Ceci ne signifie pas dire qu'il n'y a pas de différences entre ces motions et les personnes qui les portaient alors. La trajectoire politique (constance ou pas), la pratique gouvernementales (plus ou moins dirigiste ou pas) et certaines propositions, parfois insolites, suffisent à distinguer ces personnalités et à les juger à l’aune du référentiel soc-dem.

A la différence d'autres courants, le courant Socialisme et Démocratie puis Besoin de Gauche (mais en bien moins performant) revendique cette culture social-démocrate (d’inspiration anglo-saxonne ET scandinave) et a su structuré la pensée soc-dem au sein du PS. Aujourd’hui, la spécificité de Besoin de Gauche (les amis de Moscovici) me semble être l’Europe, et franchement au PS où le sujet a du mal à passer, ce n’est pas rien.

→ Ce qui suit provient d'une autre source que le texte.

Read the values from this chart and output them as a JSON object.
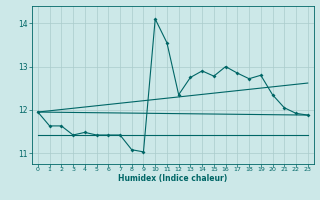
{
  "xlabel": "Humidex (Indice chaleur)",
  "bg_color": "#cce8e8",
  "grid_color": "#aacccc",
  "line_color": "#006666",
  "xlim": [
    -0.5,
    23.5
  ],
  "ylim": [
    10.75,
    14.4
  ],
  "yticks": [
    11,
    12,
    13,
    14
  ],
  "xticks": [
    0,
    1,
    2,
    3,
    4,
    5,
    6,
    7,
    8,
    9,
    10,
    11,
    12,
    13,
    14,
    15,
    16,
    17,
    18,
    19,
    20,
    21,
    22,
    23
  ],
  "series": [
    [
      0,
      11.95
    ],
    [
      1,
      11.63
    ],
    [
      2,
      11.63
    ],
    [
      3,
      11.42
    ],
    [
      4,
      11.48
    ],
    [
      5,
      11.42
    ],
    [
      6,
      11.42
    ],
    [
      7,
      11.42
    ],
    [
      8,
      11.08
    ],
    [
      9,
      11.03
    ],
    [
      10,
      14.1
    ],
    [
      11,
      13.55
    ],
    [
      12,
      12.35
    ],
    [
      13,
      12.75
    ],
    [
      14,
      12.9
    ],
    [
      15,
      12.78
    ],
    [
      16,
      13.0
    ],
    [
      17,
      12.85
    ],
    [
      18,
      12.72
    ],
    [
      19,
      12.8
    ],
    [
      20,
      12.35
    ],
    [
      21,
      12.05
    ],
    [
      22,
      11.92
    ],
    [
      23,
      11.88
    ]
  ],
  "line_flat": [
    [
      0,
      11.95
    ],
    [
      23,
      11.88
    ]
  ],
  "line_rising": [
    [
      0,
      11.95
    ],
    [
      23,
      12.62
    ]
  ],
  "line_min": [
    [
      0,
      11.42
    ],
    [
      22,
      11.42
    ],
    [
      23,
      11.42
    ]
  ]
}
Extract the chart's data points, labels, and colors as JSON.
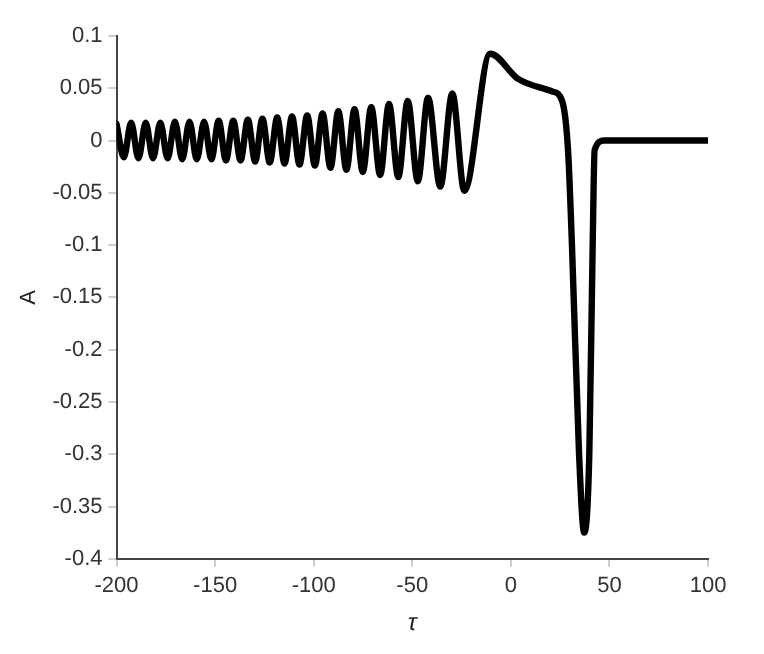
{
  "chart_data": {
    "type": "line",
    "xlabel": "τ",
    "ylabel": "A",
    "xlim": [
      -200,
      100
    ],
    "ylim": [
      -0.4,
      0.1
    ],
    "xticks": [
      -200,
      -150,
      -100,
      -50,
      0,
      50,
      100
    ],
    "yticks": [
      -0.4,
      -0.35,
      -0.3,
      -0.25,
      -0.2,
      -0.15,
      -0.1,
      -0.05,
      0,
      0.05,
      0.1
    ],
    "grid": false,
    "legend": false,
    "marker": "none",
    "line_style": "solid",
    "series": [
      {
        "color": "#000000",
        "x": [
          -200,
          -196.3,
          -192.6,
          -188.9,
          -185.2,
          -181.5,
          -177.8,
          -174.1,
          -170.4,
          -166.7,
          -163,
          -159.3,
          -155.6,
          -151.9,
          -148.2,
          -144.5,
          -140.8,
          -137.1,
          -133.4,
          -129.7,
          -126,
          -122.3,
          -118.5,
          -114.8,
          -111,
          -107.2,
          -103.3,
          -99.4,
          -95.5,
          -91.5,
          -87.5,
          -83.4,
          -79.3,
          -75.1,
          -70.8,
          -66.3,
          -61.8,
          -57.1,
          -52.3,
          -47.2,
          -42,
          -35.8,
          -29.7,
          -23.6,
          -10.5,
          3.7,
          21,
          26,
          29,
          31,
          34.6,
          37.2,
          39.8,
          41.5,
          42.5,
          47.3,
          100
        ],
        "values": [
          0.016,
          -0.016,
          0.017,
          -0.017,
          0.017,
          -0.017,
          0.017,
          -0.017,
          0.018,
          -0.018,
          0.018,
          -0.018,
          0.018,
          -0.018,
          0.019,
          -0.019,
          0.019,
          -0.019,
          0.02,
          -0.02,
          0.021,
          -0.021,
          0.022,
          -0.022,
          0.023,
          -0.023,
          0.024,
          -0.024,
          0.026,
          -0.026,
          0.028,
          -0.028,
          0.03,
          -0.03,
          0.032,
          -0.033,
          0.035,
          -0.035,
          0.038,
          -0.039,
          0.041,
          -0.044,
          0.045,
          -0.048,
          0.083,
          0.059,
          0.047,
          0.038,
          -0.009,
          -0.1,
          -0.3,
          -0.375,
          -0.3,
          -0.1,
          -0.009,
          0,
          0
        ]
      }
    ]
  }
}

L'aile-gauche, l'autre tendance que j'appelle social-républicaine et qu'incarnait à merveille Jean-Luc Mélenchon, pèse à peine 20%. Et malgré quelques postes à forte visibilité, cette tendance est divisée (Hamon, Emmanuelli, Montebourg, Filoche) et sans « doctrine » structurée, incapable de s’imposer ou de peser durablement sur la ligne majoritaire du PS.

Alors en dépit de toute la sympathie que j’ai pour Pierre Moscovici - j’aime son sérieux, son ton posé, sa nuance - je ne le vois pas aujourd’hui porter autre chose qu’une candidature de témoignage. Sur le fond, hormis peut être la question européenne, je ne vois pas comment il pourra se distinguer de François Hollande et de Martine Aubry, aux yeux des sympathisants de gauche susceptibles de voter à la primaire citoyenne.

Sur la forme, Moscovici n’est pas actuellement organisé pour mener une campagne de primaire. Son réseau d’élus est plutôt réduit (aurait-il les parrainages nécessaires) et son courant semble peu structuré et mal animé. Ses partisans sont peut être concentrés sur quelques zones géographiques, affaiblissant par là les moyens de relayer ses idées et sa candidature.

Par rapport à d’autres candidats - Aubry et Hollande pour le soutien des élus, Montebourg et Royal pour le soutien des « volontaires de terrain » - les lacunes de Pierre Moscovici sont importantes. Et si une campagne électorale, fut-elle « interne », est affaire de rythme et d’interactions, je vois mal comment il pourrait rattraper son retard. Je crois en réalité que les tergiversations de Pierre masquent son prochain ralliement à François Hollande.